Após 8 meses em coma, homem acorda e acusa namorada de causar acidente proposital e m*rre depois

Em um caso que ganhou repercussão internacional, um jovem de 22 anos morreu meses após acordar de um coma prolongado e afirmar que o acidente que mudou sua vida não teria sido um evento fortuito, mas sim algo deliberado. A história envolve alegações de que a namorada teria causado propositalmente a colisão que o deixou gravemente ferido.

O incidente ocorreu no dia 9 de fevereiro na Flórida, Estados Unidos, quando o veículo em que o casal estava, um SUV, saiu da pista e colidiu com árvores ao longo da Interstate 95, em Flagler County. Inicialmente, a ocorrência foi tratada como um acidente de trânsito.

Enquanto a condutora, identificada como Leigha Mumby, de 24 anos, sofreu ferimentos, o passageiro, Daniel Waterman, também de 22, sofreu danos graves e foi submetido a um coma médico induzido. Ele permaneceu em estado inconsciente por vários meses.

Familiares contabilizaram a extensão das lesões de Waterman como múltiplas fraturas, incluindo traumas na coluna cervical, ossos da face, costelas e membros, além de complicações internas sérias decorrentes do impacto.

Ao longo desse período, as autoridades continuaram as investigações sob o pressuposto de um acidente grave de trânsito até que, meses depois, o próprio Waterman recuperou parcialmente a consciência.

Segundo documentos judiciais, em maio, já fora do coma, Waterman passou a se comunicar com investigadores por meio de um quadro de letras, devido à sua incapacidade de falar verbalmente.

Durante esse depoimento assistido pela polícia, ele afirmou que, momentos antes da colisão, a parceira teria dito: (“I don’t care what happens. You’ll get what you deserve”) — em tradução livre, “Eu não me importo com o que acontece. Você vai ter o que merece”.

De acordo com seu relato, a discussão teve início depois que Leigha Mumby descobriu que estava grávida e por uma mensagem de texto recebida por Waterman de uma outra mulher.

A defesa de Mumby nega ter sido intencional, com a acusada alegando que não recorda os momentos que antecederam a colisão.

Ainda assim, a polícia considerou as circunstâncias descritas por Waterman na reavaliação do caso.
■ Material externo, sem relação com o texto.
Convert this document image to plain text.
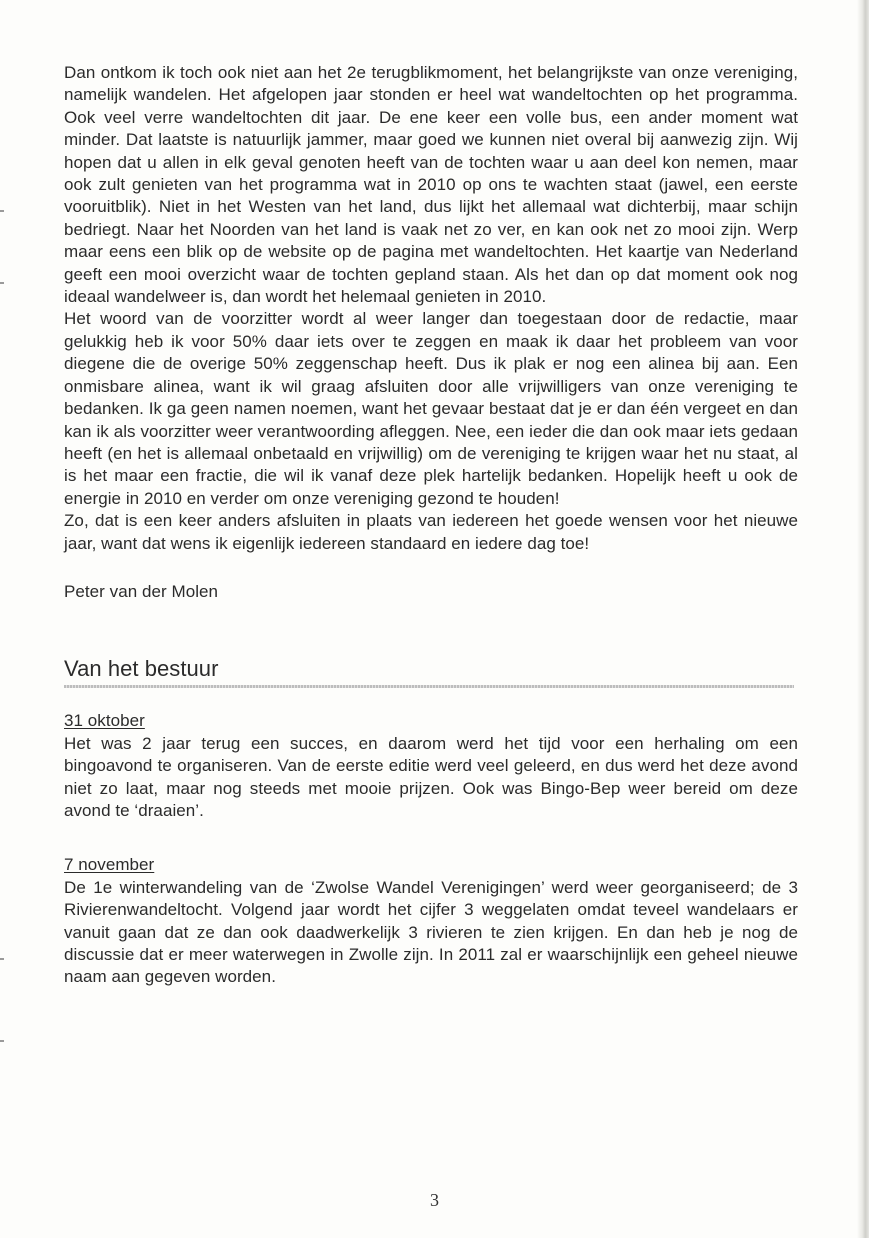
Dan ontkom ik toch ook niet aan het 2e terugblikmoment, het belangrijkste van onze vereniging, namelijk wandelen. Het afgelopen jaar stonden er heel wat wandeltochten op het programma. Ook veel verre wandeltochten dit jaar. De ene keer een volle bus, een ander moment wat minder. Dat laatste is natuurlijk jammer, maar goed we kunnen niet overal bij aanwezig zijn. Wij hopen dat u allen in elk geval genoten heeft van de tochten waar u aan deel kon nemen, maar ook zult genieten van het programma wat in 2010 op ons te wachten staat (jawel, een eerste vooruitblik). Niet in het Westen van het land, dus lijkt het allemaal wat dichterbij, maar schijn bedriegt. Naar het Noorden van het land is vaak net zo ver, en kan ook net zo mooi zijn. Werp maar eens een blik op de website op de pagina met wandeltochten. Het kaartje van Nederland geeft een mooi overzicht waar de tochten gepland staan. Als het dan op dat moment ook nog ideaal wandelweer is, dan wordt het helemaal genieten in 2010.

Het woord van de voorzitter wordt al weer langer dan toegestaan door de redactie, maar gelukkig heb ik voor 50% daar iets over te zeggen en maak ik daar het probleem van voor diegene die de overige 50% zeggenschap heeft. Dus ik plak er nog een alinea bij aan. Een onmisbare alinea, want ik wil graag afsluiten door alle vrijwilligers van onze vereniging te bedanken. Ik ga geen namen noemen, want het gevaar bestaat dat je er dan één vergeet en dan kan ik als voorzitter weer verantwoording afleggen. Nee, een ieder die dan ook maar iets gedaan heeft (en het is allemaal onbetaald en vrijwillig) om de vereniging te krijgen waar het nu staat, al is het maar een fractie, die wil ik vanaf deze plek hartelijk bedanken. Hopelijk heeft u ook de energie in 2010 en verder om onze vereniging gezond te houden!

Zo, dat is een keer anders afsluiten in plaats van iedereen het goede wensen voor het nieuwe jaar, want dat wens ik eigenlijk iedereen standaard en iedere dag toe!

Peter van der Molen

Van het bestuur

31 oktober

Het was 2 jaar terug een succes, en daarom werd het tijd voor een herhaling om een bingoavond te organiseren. Van de eerste editie werd veel geleerd, en dus werd het deze avond niet zo laat, maar nog steeds met mooie prijzen. Ook was Bingo-Bep weer bereid om deze avond te ‘draaien’.

7 november

De 1e winterwandeling van de ‘Zwolse Wandel Verenigingen’ werd weer georganiseerd; de 3 Rivierenwandeltocht. Volgend jaar wordt het cijfer 3 weggelaten omdat teveel wandelaars er vanuit gaan dat ze dan ook daadwerkelijk 3 rivieren te zien krijgen. En dan heb je nog de discussie dat er meer waterwegen in Zwolle zijn. In 2011 zal er waarschijnlijk een geheel nieuwe naam aan gegeven worden.

3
O relato alterou a natureza da investigação, abrindo margem para acusações mais graves.

Inicialmente, Mumby foi presa em julho sob acusações de direção imprudente com lesões graves e agressão agravada com arma letal, em razão das lesões de Waterman.

Após a morte de Waterman, em 8 de outubro por complicações de saúde ligadas ao acidente — incluindo pneumonia — o Ministério Público local elevou as acusações.

As novas acusações incluem homicídio veicular, que no sistema jurídico norte-americano configura crime quando um motorista, por negligência ou intenção, causa a morte de outra pessoa enquanto dirige.

Mumby foi liberada após pagar fiança de US$ 150 000, mas permanece sujeita a futuras audiências judiciais e a possíveis agravantes conforme o processo progrida.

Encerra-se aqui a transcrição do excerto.